Pretty solid thriller, kept me guessing until the end. My only major beef with it, is that you have a hard time telling who is the narrator. It switches constantly; mainly between Vega and Cap (two private investigators), sometimes the mother, and sometimes it inexplicably switches to third person. It was a little odd to say the least. The two private investigators are trying to find two little girls who were abducted out of a parking lot. For Alice Vega, finding missing children is her specialty (although more often than not they're dead by the time she finds them); she flies out from California to help assist in the investigation. Cap on the other-hand, is a local. He used to work with the cops but after a scandal that resulted in a man overdosing and dying in his cell, he resigned and has been working as a private investigator; catching cheating husbands and skips. When Vega enlists him to help with the missing girls, he isn't thrilled, but quickly he gets back into his element and they start putting pieces together and start catching leads that the police aren't. Are the girls alive? Why would anyone abduct them? Are there more missing girls? Overall it was a fast paced read.

Monday, April 16, 2018

Tales of India

Not only was this a fun read; it was lavishly illustrated and bound, making it a truly gorgeous book. It's colorful, contains a beautiful purple ribbon as a bookmark, and has sixteen traditional folktales from India. Not just from one culture, tales included are Bengal, Punjab, and Tamil Nadu. They are all interspersed into three sections: animal tales, outwitting and outwitted, and life and death. They vary in length, but all are fascinating and completely new to me. A wonderful collection to diversify your library and educate readers on Indian folktales. All the stories contained were completely new to me and entrancing, a wonderful collection!

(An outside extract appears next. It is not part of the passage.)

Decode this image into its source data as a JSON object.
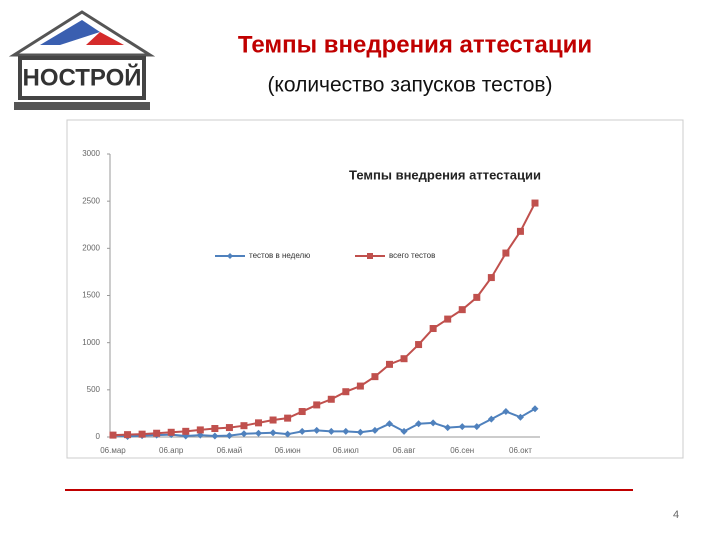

Deadpool: Isn't It Bromantic?

I love that rapport between Spiderman and Deadpool, it's funny, relevant, and highly inappropriate irreverent; the best kind of fun! Deadpool is secretly obsessed with Spiderman and keeps tagging along even though he's not wanted. He uses his time schmoozing up to Spiderman and trying to find out more about his boss, Peter Parker. Deadpool has received a hit on Peter Parker and keeps wondering how such a good guy like Spiderman could work for an evil guy like Peter Parker. Laugh out loud funny and ridiculous; this is a fun read and a promising start to a series. I can't wait to continue with the rest of the series.